Image d'illustration. Jeunes gens heureuxADN
Après avoir analysé près de cinq décennies de données, des chercheurs ont identifié l’âge auquel les individus atteignent leur performance physique optimale. Cette étude d’envergure éclaire le moment précis où notre corps est au sommet de ses capacités.
Tl;dr
- Déclin physique dès 35 ans, hommes et femmes confondus.
- L’exercice ralentit la perte, mais ne l’arrête pas.
- Commencer tôt ou tard l’activité physique reste bénéfique.
Des capacités en recul dès la trentaine
À rebours des idées reçues, le déclin de nos capacités physiques s’amorce plus tôt qu’on ne l’imagine. Une vaste étude longitudinale, menée à partir de la cohorte suédoise Swedish Physical Activity and Fitness (SPAF), révèle que la force et l’endurance commencent à diminuer dès l’âge de 35 ans, indépendamment du niveau d’activité. Un constat qui chamboule le sentiment largement répandu que ces pertes n’arrivent que plus tard, une fois bien installés dans les années dites « dorées ».
L’apport unique d’une étude sur cinq décennies
Jusqu’ici, nombre de travaux se focalisaient sur des athlètes d’élite : certes riches en données, mais souvent peu représentatifs du commun des mortels. Cette fois-ci, les chercheurs ont suivi plusieurs centaines de participants ordinaires depuis leur adolescence (16 ans) jusqu’à 63 ans. Les tests ont été répétés à cinq intervalles clés – un suivi rare permettant d’observer l’évolution réelle de la forme physique sur près d’un demi-siècle.
L’analyse montre que pour les deux sexes, l’endurance musculaire et la capacité aérobique maximale culminent entre 26 et 36 ans avant de chuter progressivement : au début par petites touches (0,3 % à 0,6 % par an), puis plus brutalement après la cinquantaine.

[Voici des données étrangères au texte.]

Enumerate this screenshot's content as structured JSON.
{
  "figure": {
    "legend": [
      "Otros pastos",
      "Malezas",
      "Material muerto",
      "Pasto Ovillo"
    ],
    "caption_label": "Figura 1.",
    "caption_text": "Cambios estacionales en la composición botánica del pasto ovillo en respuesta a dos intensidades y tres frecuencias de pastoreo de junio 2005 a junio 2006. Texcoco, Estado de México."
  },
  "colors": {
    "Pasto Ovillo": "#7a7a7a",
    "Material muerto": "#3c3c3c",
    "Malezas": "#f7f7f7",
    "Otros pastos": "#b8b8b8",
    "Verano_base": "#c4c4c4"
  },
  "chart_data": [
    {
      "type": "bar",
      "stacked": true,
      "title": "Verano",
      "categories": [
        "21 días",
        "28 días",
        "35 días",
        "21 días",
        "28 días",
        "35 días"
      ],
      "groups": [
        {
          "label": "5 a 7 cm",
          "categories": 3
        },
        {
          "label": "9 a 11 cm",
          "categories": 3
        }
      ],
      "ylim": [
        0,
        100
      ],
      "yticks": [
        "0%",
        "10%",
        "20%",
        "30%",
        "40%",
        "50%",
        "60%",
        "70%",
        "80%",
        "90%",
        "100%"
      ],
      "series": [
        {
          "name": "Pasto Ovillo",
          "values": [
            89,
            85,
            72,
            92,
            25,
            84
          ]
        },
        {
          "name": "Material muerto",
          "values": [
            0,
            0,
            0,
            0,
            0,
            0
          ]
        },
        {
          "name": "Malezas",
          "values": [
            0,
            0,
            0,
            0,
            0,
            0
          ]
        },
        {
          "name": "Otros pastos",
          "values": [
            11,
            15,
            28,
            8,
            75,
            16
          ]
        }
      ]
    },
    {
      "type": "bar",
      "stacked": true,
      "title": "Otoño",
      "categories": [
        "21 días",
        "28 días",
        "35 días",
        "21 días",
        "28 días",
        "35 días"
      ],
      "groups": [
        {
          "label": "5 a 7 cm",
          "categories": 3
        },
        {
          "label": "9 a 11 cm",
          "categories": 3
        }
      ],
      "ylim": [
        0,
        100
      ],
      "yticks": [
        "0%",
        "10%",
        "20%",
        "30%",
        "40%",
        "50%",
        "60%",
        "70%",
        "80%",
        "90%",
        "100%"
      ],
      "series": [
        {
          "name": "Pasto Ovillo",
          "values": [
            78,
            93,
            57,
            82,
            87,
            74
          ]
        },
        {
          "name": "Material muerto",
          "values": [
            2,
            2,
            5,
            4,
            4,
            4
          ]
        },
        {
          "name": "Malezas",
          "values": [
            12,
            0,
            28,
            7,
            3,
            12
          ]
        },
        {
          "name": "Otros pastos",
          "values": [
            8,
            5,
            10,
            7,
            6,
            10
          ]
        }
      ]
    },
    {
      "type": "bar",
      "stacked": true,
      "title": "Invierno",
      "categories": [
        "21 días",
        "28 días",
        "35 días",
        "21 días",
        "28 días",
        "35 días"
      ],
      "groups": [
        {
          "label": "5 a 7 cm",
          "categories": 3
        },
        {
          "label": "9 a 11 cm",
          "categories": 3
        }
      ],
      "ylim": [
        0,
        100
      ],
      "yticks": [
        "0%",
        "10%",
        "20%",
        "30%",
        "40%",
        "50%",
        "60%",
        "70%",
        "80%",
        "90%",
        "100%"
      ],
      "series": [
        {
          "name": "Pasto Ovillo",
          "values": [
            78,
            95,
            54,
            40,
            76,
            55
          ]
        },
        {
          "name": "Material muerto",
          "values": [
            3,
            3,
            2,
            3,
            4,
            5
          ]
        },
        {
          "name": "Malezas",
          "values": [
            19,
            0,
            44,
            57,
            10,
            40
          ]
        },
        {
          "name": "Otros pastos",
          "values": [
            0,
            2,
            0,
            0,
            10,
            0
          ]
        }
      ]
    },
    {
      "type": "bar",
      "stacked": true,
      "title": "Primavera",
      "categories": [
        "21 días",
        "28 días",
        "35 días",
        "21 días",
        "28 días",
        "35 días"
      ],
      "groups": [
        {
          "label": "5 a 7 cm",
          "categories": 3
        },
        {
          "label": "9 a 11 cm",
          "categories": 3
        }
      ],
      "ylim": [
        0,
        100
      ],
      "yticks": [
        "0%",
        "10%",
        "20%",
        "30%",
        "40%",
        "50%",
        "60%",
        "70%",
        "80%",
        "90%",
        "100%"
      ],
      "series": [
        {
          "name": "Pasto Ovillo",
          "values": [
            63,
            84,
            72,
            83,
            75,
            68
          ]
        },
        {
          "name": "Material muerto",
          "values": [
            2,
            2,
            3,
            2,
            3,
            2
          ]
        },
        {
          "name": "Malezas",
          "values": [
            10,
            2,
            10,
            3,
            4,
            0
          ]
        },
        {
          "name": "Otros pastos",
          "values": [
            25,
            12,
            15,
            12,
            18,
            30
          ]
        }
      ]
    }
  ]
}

Concernant la puissance musculaire pure, le pic arrive encore plus tôt chez les femmes (19 ans) que chez les hommes (27 ans), mais la pente descendante demeure similaire pour tous.
L’influence durable de l’activité physique
Ce tableau semble implacable. Pourtant, un point essentiel émerge : même si l’on ne peut inverser ce phénomène lié au vieillissement musculaire – observable dès la soixantaine par une mobilité parfois entravée –, il reste possible d’en ralentir le rythme grâce à une activité régulière. Les personnes actives dès leur adolescence conservent ainsi une meilleure condition générale sur toute leur vie adulte.
Mais tout n’est pas joué à 16 ans : ceux qui se sont mis au sport plus tard affichent aussi un gain notable d’environ 10 % de leurs capacités physiques globales.
Mieux vaut tard que jamais
D’ailleurs, comme le rappelle la chercheuse principale Maria Westerståhl (Karolinska Institute) : « Il n’est jamais trop tard pour bouger. Notre étude prouve que rester actif ralentit le déclin, même s’il ne l’empêche pas totalement ». Les prochaines investigations s’attacheront désormais à comprendre pourquoi ce plafond des performances s’établit autour de 35 ans et comment l’activité physique agit réellement sur cette mécanique du temps.
Une chose demeure certaine : adopter une routine sportive à tout âge reste l’un des rares leviers vraiment efficaces face à ce déclin inéluctable.